Type	Address on BSC	Balance on 2021/8/26
PHX in the boosting contract	0x649651fc6cf57eb8bc0ad0bd8dd13649a39bf9e7	2,532,017.00
PHX in the compensation contract	0x481fA2731e503eF7d548b98285165eb0C81384F4	120,483.00
cPHX Converter	0x51e5079695f958128fdd6bd7ecbf7db06bdd7267	2,316,707.00

Type	Address on Wanchain	Balance on 2021/8/26
PHX in the boosting contract	0xeeafc3c679f17165c245aeb6252a1101d7c451a3	534,666.00
PHX in the compensation contract	0x18e243aef86b4fF3De99Cd0eE1E4333Ca5DF56E5	1,097,072.00
cPHX Converter	0x6563c5f2affc49e186eca79cb0ea6f91a9c6ecba	1,266,432.75

Crosschain

PHX and cPHX token are live on Ethereum, Polygon, BSC and Wanchain. PHX and cPHX holders can move the tokens freely among these chains.

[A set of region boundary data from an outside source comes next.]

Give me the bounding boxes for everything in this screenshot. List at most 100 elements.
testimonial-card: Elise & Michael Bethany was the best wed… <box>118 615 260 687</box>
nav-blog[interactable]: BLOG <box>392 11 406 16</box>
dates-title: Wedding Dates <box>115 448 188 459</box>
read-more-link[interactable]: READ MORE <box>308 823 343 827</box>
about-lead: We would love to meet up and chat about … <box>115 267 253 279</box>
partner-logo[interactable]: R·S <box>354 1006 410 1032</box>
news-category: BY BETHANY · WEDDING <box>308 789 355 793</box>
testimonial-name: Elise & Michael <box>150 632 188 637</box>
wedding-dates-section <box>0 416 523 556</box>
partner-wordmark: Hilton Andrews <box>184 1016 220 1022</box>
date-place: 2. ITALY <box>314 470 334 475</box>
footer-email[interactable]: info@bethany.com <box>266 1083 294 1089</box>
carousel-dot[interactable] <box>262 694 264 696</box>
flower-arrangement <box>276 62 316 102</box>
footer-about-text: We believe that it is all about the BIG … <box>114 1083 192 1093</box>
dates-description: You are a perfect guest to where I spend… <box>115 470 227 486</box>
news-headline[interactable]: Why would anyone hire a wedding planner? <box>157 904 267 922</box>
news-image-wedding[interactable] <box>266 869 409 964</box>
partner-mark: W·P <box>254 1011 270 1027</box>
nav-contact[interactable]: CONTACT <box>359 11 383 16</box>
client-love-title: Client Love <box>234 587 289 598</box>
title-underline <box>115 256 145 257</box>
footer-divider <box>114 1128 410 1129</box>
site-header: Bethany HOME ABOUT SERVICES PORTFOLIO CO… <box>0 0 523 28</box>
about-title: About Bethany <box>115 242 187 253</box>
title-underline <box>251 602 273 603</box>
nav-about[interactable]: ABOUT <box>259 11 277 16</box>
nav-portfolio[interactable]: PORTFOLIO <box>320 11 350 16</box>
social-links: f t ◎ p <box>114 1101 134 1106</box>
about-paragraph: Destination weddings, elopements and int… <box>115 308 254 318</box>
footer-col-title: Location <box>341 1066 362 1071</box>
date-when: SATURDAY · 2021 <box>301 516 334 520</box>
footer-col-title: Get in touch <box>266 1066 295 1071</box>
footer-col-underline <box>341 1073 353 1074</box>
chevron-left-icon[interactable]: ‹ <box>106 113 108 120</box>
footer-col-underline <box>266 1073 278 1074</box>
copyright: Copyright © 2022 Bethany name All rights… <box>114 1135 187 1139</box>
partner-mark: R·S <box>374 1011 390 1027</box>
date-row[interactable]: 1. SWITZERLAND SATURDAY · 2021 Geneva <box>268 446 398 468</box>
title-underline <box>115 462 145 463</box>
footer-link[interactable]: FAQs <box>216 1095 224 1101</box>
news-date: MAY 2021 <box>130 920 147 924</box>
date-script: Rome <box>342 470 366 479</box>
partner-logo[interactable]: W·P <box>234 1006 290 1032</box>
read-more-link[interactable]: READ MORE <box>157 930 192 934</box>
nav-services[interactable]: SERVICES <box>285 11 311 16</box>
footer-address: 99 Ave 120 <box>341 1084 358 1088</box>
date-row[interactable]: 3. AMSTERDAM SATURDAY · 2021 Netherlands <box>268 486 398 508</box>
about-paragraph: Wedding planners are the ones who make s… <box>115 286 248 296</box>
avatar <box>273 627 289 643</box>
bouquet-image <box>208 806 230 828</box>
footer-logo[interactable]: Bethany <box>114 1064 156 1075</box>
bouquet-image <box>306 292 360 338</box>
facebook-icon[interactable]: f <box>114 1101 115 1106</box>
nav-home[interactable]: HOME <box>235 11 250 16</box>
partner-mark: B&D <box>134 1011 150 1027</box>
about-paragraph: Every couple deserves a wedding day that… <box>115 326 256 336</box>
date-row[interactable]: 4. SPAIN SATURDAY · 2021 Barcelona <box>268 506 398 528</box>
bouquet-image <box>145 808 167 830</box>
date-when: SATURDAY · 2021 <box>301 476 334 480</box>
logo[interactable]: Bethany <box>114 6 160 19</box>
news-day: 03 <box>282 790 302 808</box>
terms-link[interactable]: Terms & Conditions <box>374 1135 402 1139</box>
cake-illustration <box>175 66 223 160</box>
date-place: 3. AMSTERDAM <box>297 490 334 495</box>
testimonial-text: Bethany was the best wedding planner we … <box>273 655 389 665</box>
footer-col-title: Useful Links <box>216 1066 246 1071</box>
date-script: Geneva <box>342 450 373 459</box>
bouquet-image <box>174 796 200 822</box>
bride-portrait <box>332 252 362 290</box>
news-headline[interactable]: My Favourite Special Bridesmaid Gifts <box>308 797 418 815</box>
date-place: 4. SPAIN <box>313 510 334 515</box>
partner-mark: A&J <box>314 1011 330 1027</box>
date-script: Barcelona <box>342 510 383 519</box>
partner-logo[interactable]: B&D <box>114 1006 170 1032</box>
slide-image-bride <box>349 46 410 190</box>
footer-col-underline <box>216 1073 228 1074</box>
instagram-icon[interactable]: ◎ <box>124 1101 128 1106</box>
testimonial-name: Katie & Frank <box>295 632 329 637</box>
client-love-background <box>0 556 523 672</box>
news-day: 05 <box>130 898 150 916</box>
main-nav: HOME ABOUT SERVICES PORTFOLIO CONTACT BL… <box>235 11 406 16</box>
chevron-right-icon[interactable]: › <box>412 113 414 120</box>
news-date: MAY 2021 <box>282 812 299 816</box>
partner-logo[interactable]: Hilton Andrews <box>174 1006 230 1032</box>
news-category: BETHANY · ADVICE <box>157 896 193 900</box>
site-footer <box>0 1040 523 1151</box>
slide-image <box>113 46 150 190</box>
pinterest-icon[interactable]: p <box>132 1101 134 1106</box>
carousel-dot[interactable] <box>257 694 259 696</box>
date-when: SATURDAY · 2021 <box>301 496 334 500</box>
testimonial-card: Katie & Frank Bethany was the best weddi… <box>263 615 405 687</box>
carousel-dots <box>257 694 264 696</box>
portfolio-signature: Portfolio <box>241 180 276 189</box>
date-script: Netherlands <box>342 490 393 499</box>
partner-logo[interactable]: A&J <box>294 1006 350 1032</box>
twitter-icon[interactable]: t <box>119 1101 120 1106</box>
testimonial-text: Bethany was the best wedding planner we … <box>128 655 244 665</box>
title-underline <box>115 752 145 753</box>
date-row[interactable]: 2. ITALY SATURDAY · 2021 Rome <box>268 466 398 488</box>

The following example is how to cross PHX tokens among different chains. cPHX cross-chain will follow the same steps, by selecting cPHX in the interfaces.

Ethereum <-> Polygon

The portal for moving between Ethereum and Polygon is https://wallet.matic.network/bridge/.

1. After connecting your wallet, it will direct you to the following page.

2. Press the 'Move funds from Ethereum to Polygon' button, and you will see the bridge interface as below.

3. Select 'Phoenix Token' from the drop-down menu.

4. Press transfer button and it will trigger the cross-chain transaction. It may take a few minutes to complete.

Ethereum <-> BSC <-> Wanchain

Wanchain is providing decentralized bridges for moving assets across Ethereum, BSC and Wanchain at https://bridge.wanchain.org/.

1. Select PHX from the drop-down menu at the top right as below.

2. You will get to the following interface, then select the desired chain you intend to bridge your PHX tokens to. Then press 'convert'.

3. After connecting your wallet, it will direct you to the following page. Input your destination address and amount in the blanks and confirm the transaction.

4. It may take a few minutes to complete the cross-chain transactions.